Although the Great Fire did not reach the church, it was deemed unsafe by its parishioners and in 1680 the body of the church was rebuilt by Christopher Wren. Joshua Marshall had built the west tower over a decade before Wren designed the main body, and James Gibb added a spire in 1719.

As with so many London Churches, the Blitz caused serious damage when an incendiary bomb burned out the interior in 1941. During clearance of the rubble, the crypt was opened for the first time since the 1850s, when it had been cleared following the passing of an Act prohibiting further city burials. The crypt today is a chapel, quite spartan and with the walls oddly decorated with old coffin plates. A chain hangs on one of the walls. This was once used to secure coffin lids against grave robbers, but is now obsolete as the coffins were removed to a newly formed chamber in Victorian times. At the entrance to the crypt is a memorial plaque set up by the poet John Donne to commemorate his wife Ann, who was buried there.

Post-war restoration was carried out by Anthony Lloyd in 1955. The interior is light, the dark-stained wood of the pews forming a pleasant contrast to the paleness of the walls and floor. It is galleried, and Corinthian columns above the galleries help support the tunnel-vault nave ceiling.

St Clements has been the central church of the Royal Air Force since 1958, and this is immediately apparent: statues of Dowding and Harris stand outside the entrance, and the floors of the nave and the wide aisle are set with emblems of different squadrons, all in slate.

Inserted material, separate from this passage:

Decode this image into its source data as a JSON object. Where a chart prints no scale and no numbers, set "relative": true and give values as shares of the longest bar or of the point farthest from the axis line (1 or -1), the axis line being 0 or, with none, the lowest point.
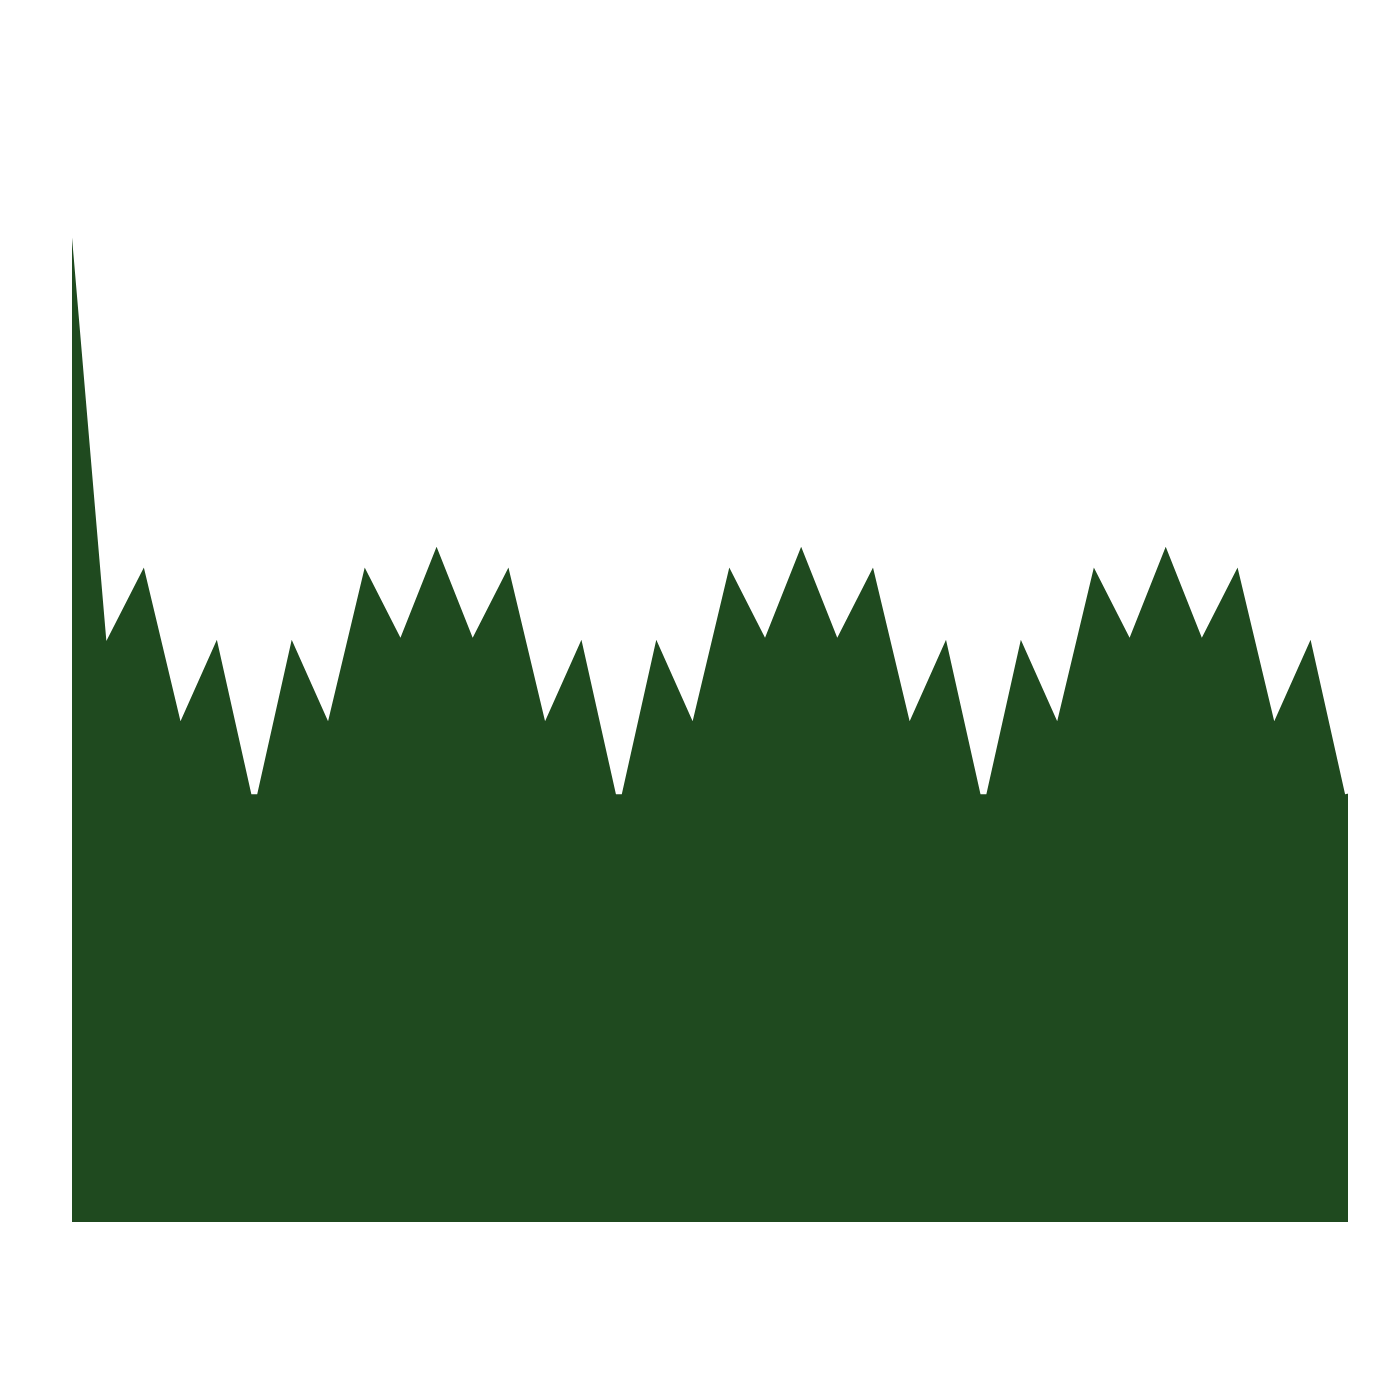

When I visited St Clements, the bells began to peel as I approached the entrance. Alas, this was not to welcome such a distinguished visitor, but because the time happened to be two o’ clock exactly. The church is imposing from the outside and this is matched by the spaciousness of the interior. Although the subterranean chapel is somewhat haunting, all those coffin plates a constant reminder that the chamber was for many centuries a far less pleasant place, the military slates in the nave are another reminder of continuity, of an ancient foundation finding new life and relevance in the modern world, even if they DID have to commandeer a nursery rhyme to do it!